ラトナ・ヴァジュラ・リンポチェ(42代サキャ・ティズィン)
サキャ・ティチェン法王のご長男として1974年インド・デラドゥンで生まれたラトナ・ヴァジュラ・リンポチェは、42代目のサキャ・ティズィン(座主)です。 リンポチェはラージプールのサキャ・センターで基本的な教学を学ばれ、その後、サキャ・カレッジに入学され、カチュパ(学士相当)の学位を取得しました。インドおよび海外で多くの教えと灌頂を与え、サキャ派の主要な本尊の参籠を数多く行じられてきました。リンポチェは博識と教えの明瞭性で名高く、現在のチベット仏教界で最も適任な伝承保持者のお一人です。
ギャナ(jñāna)・ヴァジュラ・リンポチェ(43代サキャ・ティズィン)
2022年に第43代サキャ座主に就任されたギャナ・ヴァジュラ・リンポチェは、サキャ・ティチェン法王のご次男として1979年に生まれました。兄のラトナ・ヴァジュラ・リンポチェとともに学修し、後にサキャ・センターに入学され、宗教的トレーニングを積まれております。サキャ・センターでの研究とトレーニングの修了後、サキャ・カレッジに入学され仏教哲学を学ばれました。リンポチェは、少年の見習い僧に仏教と一般教育を提供するサキャ・アカデミーを設立されました。 チベット人以外の弟子に仏法を伝えるためにしばしば海外にも布教に赴かれています。

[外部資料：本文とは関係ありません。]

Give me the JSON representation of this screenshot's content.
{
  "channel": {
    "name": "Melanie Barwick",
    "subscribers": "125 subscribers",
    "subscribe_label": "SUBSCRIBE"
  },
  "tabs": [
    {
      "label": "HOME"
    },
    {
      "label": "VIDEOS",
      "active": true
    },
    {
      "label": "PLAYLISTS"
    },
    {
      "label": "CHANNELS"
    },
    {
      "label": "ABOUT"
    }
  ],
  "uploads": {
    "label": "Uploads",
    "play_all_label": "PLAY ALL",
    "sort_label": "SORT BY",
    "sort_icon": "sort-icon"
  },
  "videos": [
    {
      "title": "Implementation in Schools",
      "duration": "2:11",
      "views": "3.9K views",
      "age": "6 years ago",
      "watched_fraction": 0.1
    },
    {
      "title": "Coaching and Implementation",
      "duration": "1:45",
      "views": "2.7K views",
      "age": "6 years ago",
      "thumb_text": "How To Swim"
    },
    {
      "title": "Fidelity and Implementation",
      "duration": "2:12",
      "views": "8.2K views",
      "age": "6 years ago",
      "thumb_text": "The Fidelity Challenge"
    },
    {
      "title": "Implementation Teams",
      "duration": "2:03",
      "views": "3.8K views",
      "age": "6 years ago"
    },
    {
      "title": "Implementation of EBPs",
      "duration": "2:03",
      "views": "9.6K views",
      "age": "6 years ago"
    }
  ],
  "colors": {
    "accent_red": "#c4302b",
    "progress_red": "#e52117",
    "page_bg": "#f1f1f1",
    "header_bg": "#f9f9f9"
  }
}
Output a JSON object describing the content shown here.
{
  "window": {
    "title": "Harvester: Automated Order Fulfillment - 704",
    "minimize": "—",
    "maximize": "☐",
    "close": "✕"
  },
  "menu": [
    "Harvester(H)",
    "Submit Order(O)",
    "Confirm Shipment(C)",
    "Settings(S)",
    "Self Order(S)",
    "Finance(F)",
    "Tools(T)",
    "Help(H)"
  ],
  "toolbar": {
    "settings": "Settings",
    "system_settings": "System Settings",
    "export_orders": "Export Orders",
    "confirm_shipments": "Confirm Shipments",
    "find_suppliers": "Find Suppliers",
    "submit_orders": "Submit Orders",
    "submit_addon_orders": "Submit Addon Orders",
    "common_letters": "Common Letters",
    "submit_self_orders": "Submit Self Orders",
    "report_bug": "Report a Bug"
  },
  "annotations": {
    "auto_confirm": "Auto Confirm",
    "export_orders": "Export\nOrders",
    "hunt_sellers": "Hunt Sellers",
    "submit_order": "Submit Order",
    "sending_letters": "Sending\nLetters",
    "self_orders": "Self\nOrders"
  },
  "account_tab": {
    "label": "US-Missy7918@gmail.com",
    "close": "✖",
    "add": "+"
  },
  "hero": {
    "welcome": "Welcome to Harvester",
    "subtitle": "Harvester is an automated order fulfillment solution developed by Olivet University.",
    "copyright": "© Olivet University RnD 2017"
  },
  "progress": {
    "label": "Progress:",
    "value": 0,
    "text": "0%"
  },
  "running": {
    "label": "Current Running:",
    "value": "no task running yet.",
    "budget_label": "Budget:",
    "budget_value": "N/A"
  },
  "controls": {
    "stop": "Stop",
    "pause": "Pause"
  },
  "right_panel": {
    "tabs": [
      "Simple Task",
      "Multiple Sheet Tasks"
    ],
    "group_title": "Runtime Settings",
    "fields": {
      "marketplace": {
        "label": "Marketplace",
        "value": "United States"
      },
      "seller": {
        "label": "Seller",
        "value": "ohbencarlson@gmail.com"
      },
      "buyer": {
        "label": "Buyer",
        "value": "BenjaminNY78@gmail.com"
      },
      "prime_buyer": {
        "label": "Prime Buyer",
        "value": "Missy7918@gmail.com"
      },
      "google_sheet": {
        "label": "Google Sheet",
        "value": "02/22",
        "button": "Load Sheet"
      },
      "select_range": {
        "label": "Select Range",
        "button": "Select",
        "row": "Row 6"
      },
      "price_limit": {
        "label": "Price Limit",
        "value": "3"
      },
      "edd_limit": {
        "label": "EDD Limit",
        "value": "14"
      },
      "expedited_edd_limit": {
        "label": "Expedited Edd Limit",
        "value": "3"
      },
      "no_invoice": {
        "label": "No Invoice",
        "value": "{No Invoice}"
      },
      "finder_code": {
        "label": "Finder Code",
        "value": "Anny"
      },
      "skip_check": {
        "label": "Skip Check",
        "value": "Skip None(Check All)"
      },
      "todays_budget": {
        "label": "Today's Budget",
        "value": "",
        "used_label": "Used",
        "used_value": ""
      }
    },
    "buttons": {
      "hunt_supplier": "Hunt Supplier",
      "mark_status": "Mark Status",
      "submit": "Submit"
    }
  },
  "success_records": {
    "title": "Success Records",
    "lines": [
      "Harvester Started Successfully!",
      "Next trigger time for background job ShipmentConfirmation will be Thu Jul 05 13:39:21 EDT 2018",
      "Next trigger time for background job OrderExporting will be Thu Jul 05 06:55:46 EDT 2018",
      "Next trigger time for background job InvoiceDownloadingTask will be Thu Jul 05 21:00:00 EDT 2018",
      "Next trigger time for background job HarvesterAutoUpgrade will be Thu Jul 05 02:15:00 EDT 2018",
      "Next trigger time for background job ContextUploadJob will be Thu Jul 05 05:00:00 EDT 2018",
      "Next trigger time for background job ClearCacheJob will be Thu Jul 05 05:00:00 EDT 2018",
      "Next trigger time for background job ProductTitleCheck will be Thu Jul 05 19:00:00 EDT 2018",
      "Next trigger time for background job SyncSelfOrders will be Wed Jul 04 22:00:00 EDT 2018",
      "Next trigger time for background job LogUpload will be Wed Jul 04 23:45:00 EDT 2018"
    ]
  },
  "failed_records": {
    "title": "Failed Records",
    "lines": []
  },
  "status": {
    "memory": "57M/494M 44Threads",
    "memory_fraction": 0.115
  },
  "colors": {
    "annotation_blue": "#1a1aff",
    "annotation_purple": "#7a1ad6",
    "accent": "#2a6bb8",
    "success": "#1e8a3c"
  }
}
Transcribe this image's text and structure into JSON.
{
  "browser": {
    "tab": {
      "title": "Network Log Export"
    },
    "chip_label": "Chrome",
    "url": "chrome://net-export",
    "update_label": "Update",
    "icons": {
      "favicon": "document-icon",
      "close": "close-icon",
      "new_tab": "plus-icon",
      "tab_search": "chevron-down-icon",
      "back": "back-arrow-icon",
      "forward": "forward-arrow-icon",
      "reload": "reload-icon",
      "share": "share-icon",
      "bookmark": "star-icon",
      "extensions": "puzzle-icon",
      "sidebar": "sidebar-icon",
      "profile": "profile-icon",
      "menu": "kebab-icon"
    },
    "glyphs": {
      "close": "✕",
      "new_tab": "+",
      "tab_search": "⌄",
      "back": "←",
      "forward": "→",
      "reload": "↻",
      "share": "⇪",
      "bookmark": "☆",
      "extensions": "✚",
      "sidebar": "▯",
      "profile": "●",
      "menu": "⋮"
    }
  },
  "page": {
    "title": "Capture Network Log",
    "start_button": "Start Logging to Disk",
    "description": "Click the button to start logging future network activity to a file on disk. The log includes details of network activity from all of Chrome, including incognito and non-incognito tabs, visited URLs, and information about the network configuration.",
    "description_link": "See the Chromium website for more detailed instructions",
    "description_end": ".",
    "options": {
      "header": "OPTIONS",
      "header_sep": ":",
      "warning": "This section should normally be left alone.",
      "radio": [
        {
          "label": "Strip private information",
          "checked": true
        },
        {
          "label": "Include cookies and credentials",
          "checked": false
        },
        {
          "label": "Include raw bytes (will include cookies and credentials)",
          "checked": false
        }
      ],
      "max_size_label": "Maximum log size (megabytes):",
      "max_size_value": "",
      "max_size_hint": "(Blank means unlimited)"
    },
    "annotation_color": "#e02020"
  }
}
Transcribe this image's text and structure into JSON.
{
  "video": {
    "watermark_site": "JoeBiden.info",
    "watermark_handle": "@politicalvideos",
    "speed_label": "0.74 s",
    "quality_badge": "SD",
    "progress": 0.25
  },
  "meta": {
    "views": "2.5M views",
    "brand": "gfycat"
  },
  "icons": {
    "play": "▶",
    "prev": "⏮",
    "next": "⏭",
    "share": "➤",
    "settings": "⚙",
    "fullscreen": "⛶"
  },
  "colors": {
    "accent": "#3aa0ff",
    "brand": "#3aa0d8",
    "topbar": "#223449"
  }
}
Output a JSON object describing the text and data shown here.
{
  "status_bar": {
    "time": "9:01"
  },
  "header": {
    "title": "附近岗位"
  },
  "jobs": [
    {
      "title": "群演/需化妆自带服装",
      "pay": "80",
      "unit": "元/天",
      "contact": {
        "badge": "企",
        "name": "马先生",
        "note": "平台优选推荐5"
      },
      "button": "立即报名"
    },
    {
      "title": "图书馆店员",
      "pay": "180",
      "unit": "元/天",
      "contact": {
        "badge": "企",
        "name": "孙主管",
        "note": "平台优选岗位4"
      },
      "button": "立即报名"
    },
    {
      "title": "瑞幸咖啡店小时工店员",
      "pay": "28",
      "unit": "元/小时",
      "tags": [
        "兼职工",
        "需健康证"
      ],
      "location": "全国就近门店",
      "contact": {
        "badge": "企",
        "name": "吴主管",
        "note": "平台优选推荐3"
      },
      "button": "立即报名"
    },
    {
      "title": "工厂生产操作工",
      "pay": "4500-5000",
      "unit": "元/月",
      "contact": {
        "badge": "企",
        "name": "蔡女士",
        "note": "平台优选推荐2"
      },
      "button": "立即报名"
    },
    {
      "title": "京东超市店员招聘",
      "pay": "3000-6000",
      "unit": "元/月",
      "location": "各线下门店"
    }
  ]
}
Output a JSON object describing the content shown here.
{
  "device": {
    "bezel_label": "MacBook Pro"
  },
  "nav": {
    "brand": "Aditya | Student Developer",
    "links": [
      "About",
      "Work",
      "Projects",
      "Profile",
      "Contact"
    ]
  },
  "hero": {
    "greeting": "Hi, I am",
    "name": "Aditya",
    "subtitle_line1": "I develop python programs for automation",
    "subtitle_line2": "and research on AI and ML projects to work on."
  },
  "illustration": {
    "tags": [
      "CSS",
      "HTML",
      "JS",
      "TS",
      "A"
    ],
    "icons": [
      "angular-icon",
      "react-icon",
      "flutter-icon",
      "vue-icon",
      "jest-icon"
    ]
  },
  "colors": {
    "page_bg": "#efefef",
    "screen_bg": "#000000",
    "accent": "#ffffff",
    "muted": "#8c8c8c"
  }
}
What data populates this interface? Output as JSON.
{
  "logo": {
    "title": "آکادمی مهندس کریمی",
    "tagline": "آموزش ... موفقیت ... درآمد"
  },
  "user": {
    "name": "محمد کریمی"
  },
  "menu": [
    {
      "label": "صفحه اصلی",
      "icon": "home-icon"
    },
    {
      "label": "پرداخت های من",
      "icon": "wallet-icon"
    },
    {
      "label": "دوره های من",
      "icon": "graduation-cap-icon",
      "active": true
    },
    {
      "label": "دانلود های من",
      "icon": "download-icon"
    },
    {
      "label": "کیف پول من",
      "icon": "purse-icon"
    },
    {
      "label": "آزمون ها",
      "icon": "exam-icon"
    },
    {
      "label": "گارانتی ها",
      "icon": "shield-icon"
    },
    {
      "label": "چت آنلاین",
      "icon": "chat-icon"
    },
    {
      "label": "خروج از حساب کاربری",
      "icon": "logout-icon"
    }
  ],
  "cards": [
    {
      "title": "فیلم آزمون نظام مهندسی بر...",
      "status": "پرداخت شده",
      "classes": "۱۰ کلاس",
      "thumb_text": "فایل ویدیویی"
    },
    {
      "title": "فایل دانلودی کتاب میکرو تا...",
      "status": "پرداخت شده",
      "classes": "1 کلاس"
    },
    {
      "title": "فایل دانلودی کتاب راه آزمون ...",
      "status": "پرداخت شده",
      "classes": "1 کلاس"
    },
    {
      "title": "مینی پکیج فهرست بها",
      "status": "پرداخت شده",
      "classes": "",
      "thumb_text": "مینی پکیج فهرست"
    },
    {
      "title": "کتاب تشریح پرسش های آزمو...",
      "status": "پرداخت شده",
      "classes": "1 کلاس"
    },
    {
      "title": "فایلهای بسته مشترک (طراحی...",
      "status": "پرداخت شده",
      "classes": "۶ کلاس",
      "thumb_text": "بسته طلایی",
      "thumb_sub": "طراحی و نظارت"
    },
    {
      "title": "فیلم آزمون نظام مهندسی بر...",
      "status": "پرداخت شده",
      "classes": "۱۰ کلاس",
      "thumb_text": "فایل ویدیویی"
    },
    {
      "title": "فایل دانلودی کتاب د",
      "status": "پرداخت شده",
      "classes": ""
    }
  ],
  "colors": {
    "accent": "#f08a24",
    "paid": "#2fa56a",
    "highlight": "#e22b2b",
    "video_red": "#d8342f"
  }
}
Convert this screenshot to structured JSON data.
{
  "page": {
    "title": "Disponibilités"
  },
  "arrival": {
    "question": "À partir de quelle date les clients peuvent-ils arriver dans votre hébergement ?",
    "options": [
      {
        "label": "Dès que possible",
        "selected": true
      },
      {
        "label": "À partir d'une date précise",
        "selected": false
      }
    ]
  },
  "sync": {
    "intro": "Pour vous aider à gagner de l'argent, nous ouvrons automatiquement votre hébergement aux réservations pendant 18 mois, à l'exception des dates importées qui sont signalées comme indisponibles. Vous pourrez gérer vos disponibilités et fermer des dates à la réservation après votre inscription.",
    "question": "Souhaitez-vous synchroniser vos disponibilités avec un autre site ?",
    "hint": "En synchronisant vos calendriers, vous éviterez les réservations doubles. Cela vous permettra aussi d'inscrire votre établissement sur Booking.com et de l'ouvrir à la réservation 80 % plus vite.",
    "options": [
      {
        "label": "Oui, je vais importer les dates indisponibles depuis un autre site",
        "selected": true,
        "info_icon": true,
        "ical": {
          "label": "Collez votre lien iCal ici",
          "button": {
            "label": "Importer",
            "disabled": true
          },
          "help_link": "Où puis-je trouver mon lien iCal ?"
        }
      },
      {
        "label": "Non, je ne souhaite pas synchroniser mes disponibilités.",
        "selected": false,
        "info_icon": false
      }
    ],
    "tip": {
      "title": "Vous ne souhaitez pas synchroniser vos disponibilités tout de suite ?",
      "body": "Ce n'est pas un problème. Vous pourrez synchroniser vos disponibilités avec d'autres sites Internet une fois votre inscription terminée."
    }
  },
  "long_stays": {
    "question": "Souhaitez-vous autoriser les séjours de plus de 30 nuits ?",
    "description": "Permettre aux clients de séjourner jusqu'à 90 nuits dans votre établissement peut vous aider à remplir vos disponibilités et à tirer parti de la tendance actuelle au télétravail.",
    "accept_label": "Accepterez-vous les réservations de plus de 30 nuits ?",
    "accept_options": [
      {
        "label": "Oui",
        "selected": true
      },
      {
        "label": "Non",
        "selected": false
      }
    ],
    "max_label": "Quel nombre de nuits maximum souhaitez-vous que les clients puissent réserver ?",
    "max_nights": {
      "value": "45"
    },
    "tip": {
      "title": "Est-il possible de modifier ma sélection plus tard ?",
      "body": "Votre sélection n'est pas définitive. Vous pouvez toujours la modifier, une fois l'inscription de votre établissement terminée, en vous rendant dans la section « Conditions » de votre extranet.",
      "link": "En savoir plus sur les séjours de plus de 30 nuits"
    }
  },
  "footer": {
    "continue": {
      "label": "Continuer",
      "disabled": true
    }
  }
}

コンドゥン・ アヴィティタ(Avikrita)・ヴァジュラ・リンポチェ
サキャ宗家プンツォク宮の長であるコンドゥン・アヴィティタ・ヴァジュラ・リンポチェは、1993年シアトルで生まれました。6歳でインドに移住し、トレーニングを開始しました。リンポチェは、祖父のジクタル・ダクチェン・リンポチェ(1929ー2016)より、ラムデ(道果法)の集団法を含む途切れることのない伝承の法脈を授かりました。また、ラムデーの弟子法をサキャ・ティチェン・リンポチェから授かり、他のサキャ派の高僧からも教えを授かっています。本会会長が学んだゾンサル僧院にて2016年よりティーチングアシスタントを引き受けています。著書に Wake Up to What Matters: A Guide to Tibetan Buddhism for the Next Generation (2019)など。
コンドゥン・アバヤ・ヴァジュラ・リンポチェ
1997年、ザヤ・ヴァジュラ・リンポチェとダグモ・ランゼ・ヨンテンの次男としてシアトルに生まれました。11歳からサキャの伝統的な教育を受けるため、兄のコンドゥン・アヴィティタ・ヴァジュラ リンポチェ(前述)と共にインドでサキャ派の教えを学びはじめました。12歳のとき、出家を強く希望するようになり、インドのマンドゥワラのゴル寺ルディン坊で、ルディン・ケン・リンポチェ、カンサル・シャプドゥン・リンポチェ、アント・トゥルク、サキャ密教大学長ケンポ・クンチョク・ギェルツェンを証人として、ルディン・ケンチェン・リンポチェから戒を受けました。以来、アバヤ・リンポチェは、祖父であるジクテル・ダグチェン・サキャ・リンポチェ、サキャ・ティチェン・リンポチェ、ルディン・ケンチェン・リンポチェ、その他のサキャ伝統の高位のラマから教えを受けるとともに、チベット仏教の儀式、文学、文法といった仏法を絶えず熱心に研究しています。
コンドゥン・アサンガ・ヴァジュラ・リンポチェ
サキャ宗家プンツォク宮の家長であったダクチェン・リンポチェの孫として、コンドゥン・アサンガ・ヴァジュラ・リンポチェは1999年にシアトルで生まれました。母方の祖父は、日本にもしばしば教えに訪れられた故ガルジェ・カムトゥール・リンポチェです。アサンガ・ヴァジュラ・リンポチェは法脈の継承者としてあらゆる素質を幼少の頃から発揮されてきました。3歳にして、「仏陀十二行相賛」、「聖救度仏母二十一種礼賛経」、「般若心経」、「曼荼羅供養」、その他多くの短い祈祷を暗誦することができました。2003年、インドの八大仏跡を巡礼されている際に、リンポチェはネパールカトマンズのタルラム寺にて勉学されたいとの希望を表明されました。2005年にシアトルの親元を離れ、以来7年間一度も親元に戻ることなく学修に励まれました。2011年に、ヴァジュラ・キーラヤ(プルパ)の14時間にも及ぶ儀軌の試験に、史上最年少且つ満点の成績で合格されました。リンポチェは、アメリカ生まれの仏教教師、チベット語の翻訳者、歴史家であるほか、写真家、グラフィック・アーティスト、デザイナー、藝術の後援者、作家、詩人でもあります。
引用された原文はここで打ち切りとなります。